I’m back from an exciting week at the Mozilla Summit 2010 in Whistler, BC. It was a whirlwind — frankly, I’m still a bit overwhelmed by it all. My brain is still digesting many of the talks and tech demos. I’d like to thank everyone who came out and contributed ideas during my Bugday Brainstorm breakout session. I received a lot of excellent feedback and ideas from various contributors (testers, localizers, developers, and MozQA Engineers).
Organizing this brainstorm session was the second phase of “making bugdays better”. We need to make bugdays more accessible and productive, and give contributors more recognition. The next phase is to try out as many of the ideas and see what works. I plan to “experiment” over the next few months with as many ideas as possible. There will most certainly be some failures, but there will also be some successes. Going into the following quarter, we’ll do more of what works and less of what does not.
At this point, I’d like to summarize some of the ideas that came out of the brainstorm session and the discussion leading up to it.
One point of order was that there is some breakage in the current format of Bugdays. Meaning, bugdays which cover broad topics are both ineffective for Mozilla and daunting for contributors. There is also a major flaw in the “availability” of bugdays. They exist in a small 8-hour PDT bi-monthly window. While this is ideal for North American contributors, this essentially closes the door on many European and Asian contributors. Going forward, we need to try out some ideas which will increase global accessibility to these events.

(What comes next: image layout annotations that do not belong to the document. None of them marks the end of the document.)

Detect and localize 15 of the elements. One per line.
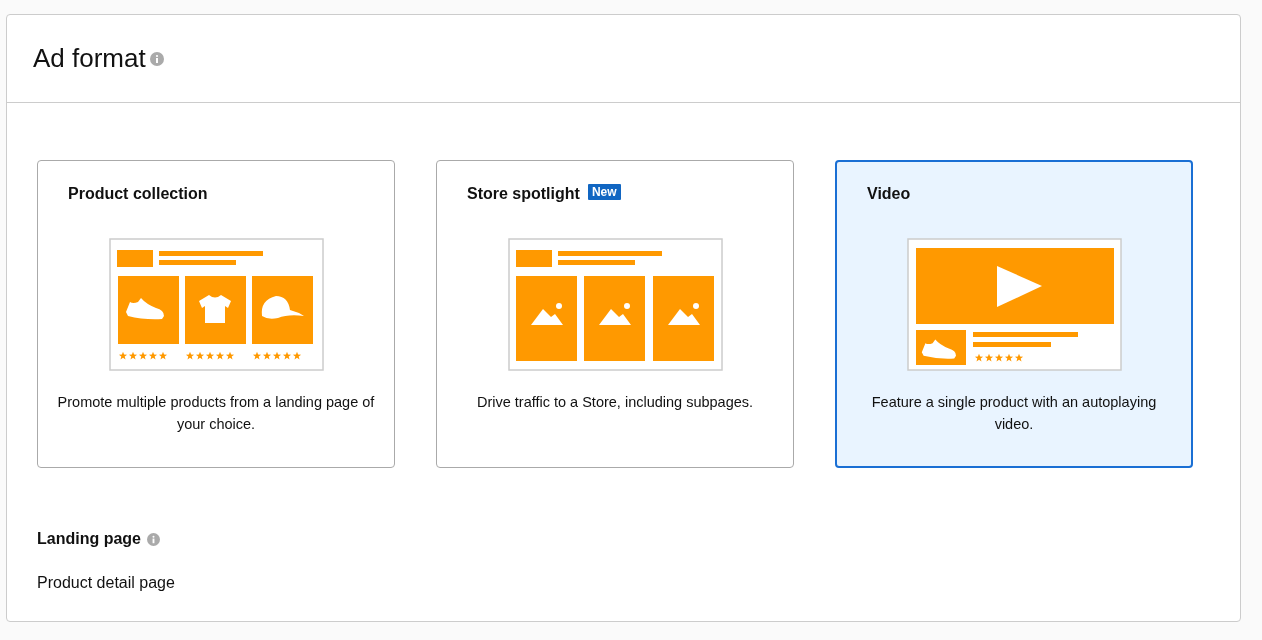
ad-format-card[interactable]: Store spotlight New Drive traffic to a Store, including subpages. [436,160,794,468]
landing-page-value: Product detail page [37,574,176,592]
info-icon[interactable] [147,532,160,546]
new-badge: New [587,184,621,200]
card-title: Product collection [68,185,208,203]
card-title: Store spotlight [467,185,580,203]
card-description: Feature a single product with an autoplaying video. [870,393,1158,434]
card-description: Drive traffic to a Store, including subpages. [475,393,755,412]
card-description: Promote multiple products from a landing page of your choice. [56,393,376,434]
info-icon[interactable] [149,51,164,66]
landing-page-label: Landing page [37,530,141,548]
ad-format-card[interactable]: Video Feature a single product with an autoplaying video. [835,160,1193,468]
panel-title: Ad format [33,43,146,74]
ad-format-card[interactable]: Product collection Promote multiple products from a landing page of your choice. [37,160,395,468]
card-title: Video [867,185,911,203]
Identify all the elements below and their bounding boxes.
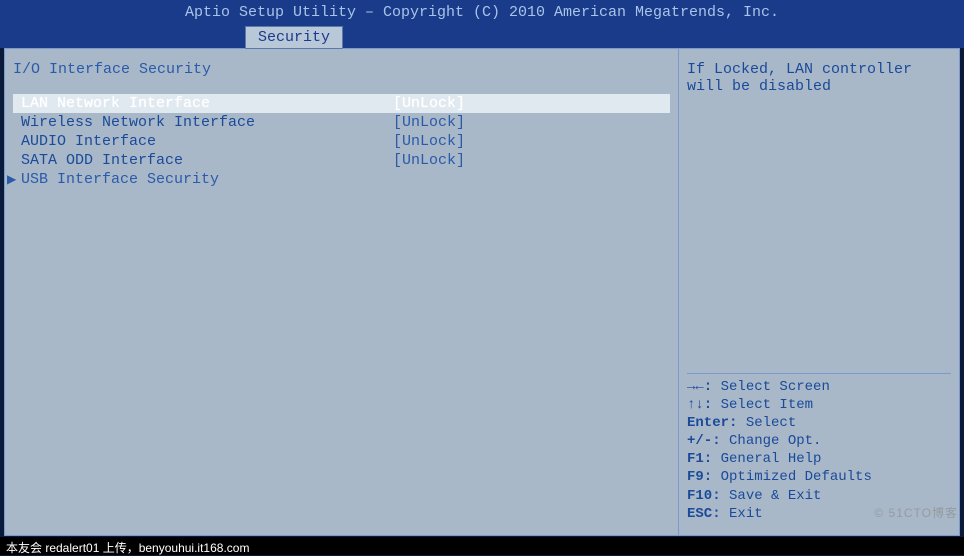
- key-f1: F1: General Help: [687, 450, 951, 468]
- setting-wireless-network-interface[interactable]: Wireless Network Interface [UnLock]: [13, 113, 670, 132]
- help-text: If Locked, LAN controller will be disabl…: [687, 61, 951, 95]
- key-select-item: ↑↓: Select Item: [687, 396, 951, 414]
- submenu-usb-interface-security[interactable]: ▶ USB Interface Security: [13, 170, 670, 189]
- key-enter: Enter: Select: [687, 414, 951, 432]
- watermark: © 51CTO博客: [874, 504, 958, 521]
- setting-label: SATA ODD Interface: [13, 152, 393, 169]
- key-select-screen: →←: Select Screen: [687, 378, 951, 396]
- submenu-arrow-icon: ▶: [7, 172, 15, 187]
- section-title: I/O Interface Security: [13, 61, 670, 78]
- header-title: Aptio Setup Utility – Copyright (C) 2010…: [185, 4, 779, 21]
- setting-label: Wireless Network Interface: [13, 114, 393, 131]
- bios-frame: I/O Interface Security LAN Network Inter…: [4, 48, 960, 536]
- tab-bar: Security: [0, 26, 964, 48]
- key-f10: F10: Save & Exit: [687, 487, 951, 505]
- key-change-opt: +/-: Change Opt.: [687, 432, 951, 450]
- setting-lan-network-interface[interactable]: LAN Network Interface [UnLock]: [13, 94, 670, 113]
- setting-sata-odd-interface[interactable]: SATA ODD Interface [UnLock]: [13, 151, 670, 170]
- tab-security[interactable]: Security: [245, 26, 343, 49]
- bios-header: Aptio Setup Utility – Copyright (C) 2010…: [0, 0, 964, 26]
- help-keys: →←: Select Screen ↑↓: Select Item Enter:…: [687, 378, 951, 524]
- help-divider: [687, 373, 951, 374]
- help-panel: If Locked, LAN controller will be disabl…: [679, 49, 959, 535]
- setting-value: [UnLock]: [393, 95, 465, 112]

We also discussed communication; both the medium and the message. Speaking to the message, we do a good job of communicating what we want to accomplish, but not how or why. We also do a good job of communicating on various channels, however they are really North-America-centric and Mozilla-centric. To this end, we need to communicate a better message of learning, doing, having fun, getting recognized, and seeing how contributions benefit Firefox; and communicate that message on a broader, more global, set of communication channels.
Probably the most important point of discussion was about identifying the stakeholders of bugdays. I don’t believe we identified ALL of our stakeholders, but I believe we were able to identify some of the most important stakeholders. At a very high level, they are Firefox, QA, Project Managers, Developers, and Testers (new and old). Of course, every stakeholder has needs, and this was an important part of this discussion as well. Basically, we identified the needs as being the reduction and validation of bugs, reduction of noise, fostering new and more productive relationships through education and tasks, and effective/timely/correct response to bugs.
Finally, we discussed the success of a bugday; both in terms of metrics and contributing factors. In terms of metrics, we found that the percentage of bugs acted on is a useful metric. However, the number of active testers (total number and number of returning contributors) is also very useful. In terms of contributing factors, we identified several: broad coverage of test environments, recognition of contribution, representation of all stakeholders, and giving new testers small targeted tasks.
So what do we do now? We have identified several issues, identified several improvements, and gathered a lot of great ideas. There are three common threads I’ve discovered strung through these discussions. Our bugdays are not globally accessible, they need to be more productive, and we do not do a good enough job of recognizing the efforts of our contributors. Going forward, here are some ideas I’d like to try:
1. Span bugdays over a longer period of time, perhaps a week in duration.
2. Have a primary driver for each bugday in each major geographic region. At the very least, I’d like to see one person in North America, Europe, and Asia driving each bugday.
3. Increase the frequency of Bugdays by creating a “revolving-door”. In other words, as one bugday ends, another one begins.
4. Make bugdays far more specific and targeted; make them about accomplishing smaller tasks toward a goal. Perhaps tiered tasks, goals, and rewards.
5. Have some bugdays about learning to do and teaching the methods we use to test and triage
6. Record bug numbers and contributor numbers in finer detail
7. Collect contributor data (platform, hardware, experience, locale, etc)
8. Find ways to recognize contributions and make that recognition more publicly visible
9. Reach out to participants in all the stakeholder groups
10. Post to social networks which are popular in other locales
11. Post to community forums for non-Mozilla development (web-apps, flash, games, video, etc)
12. Engage students through the Campus Reps program
13. Create a bugday forum on QMO
14. Proactively engage Mozilla developers to meet their needs and to solicit participation
15. Solicit more engagement from the QA team
16. Define a specific set of quarterly goals for “Bugdays”. In other words, treat it like any other project.
As I said earlier, I don’t expect all of these ideas to be successful. I’m a scientist at heart. I enjoy the experimentation process. I’m really looking forward to looking back on this blog post in a few months to see how far we have come and what we have learned.
Finally, I’d like to make a point of saying this does not signal the end of the discussion. I’ll be starting a thread, somewhere, in the near future to continue this discussion. I hope this is just the beginning. Over time, I expect to discuss the successes and failures, and to gather more ideas. Once I’ve set up the discussion thread, I will blog about it here. Stay tuned to my blog or planet.
Thanks everyone for your contributions.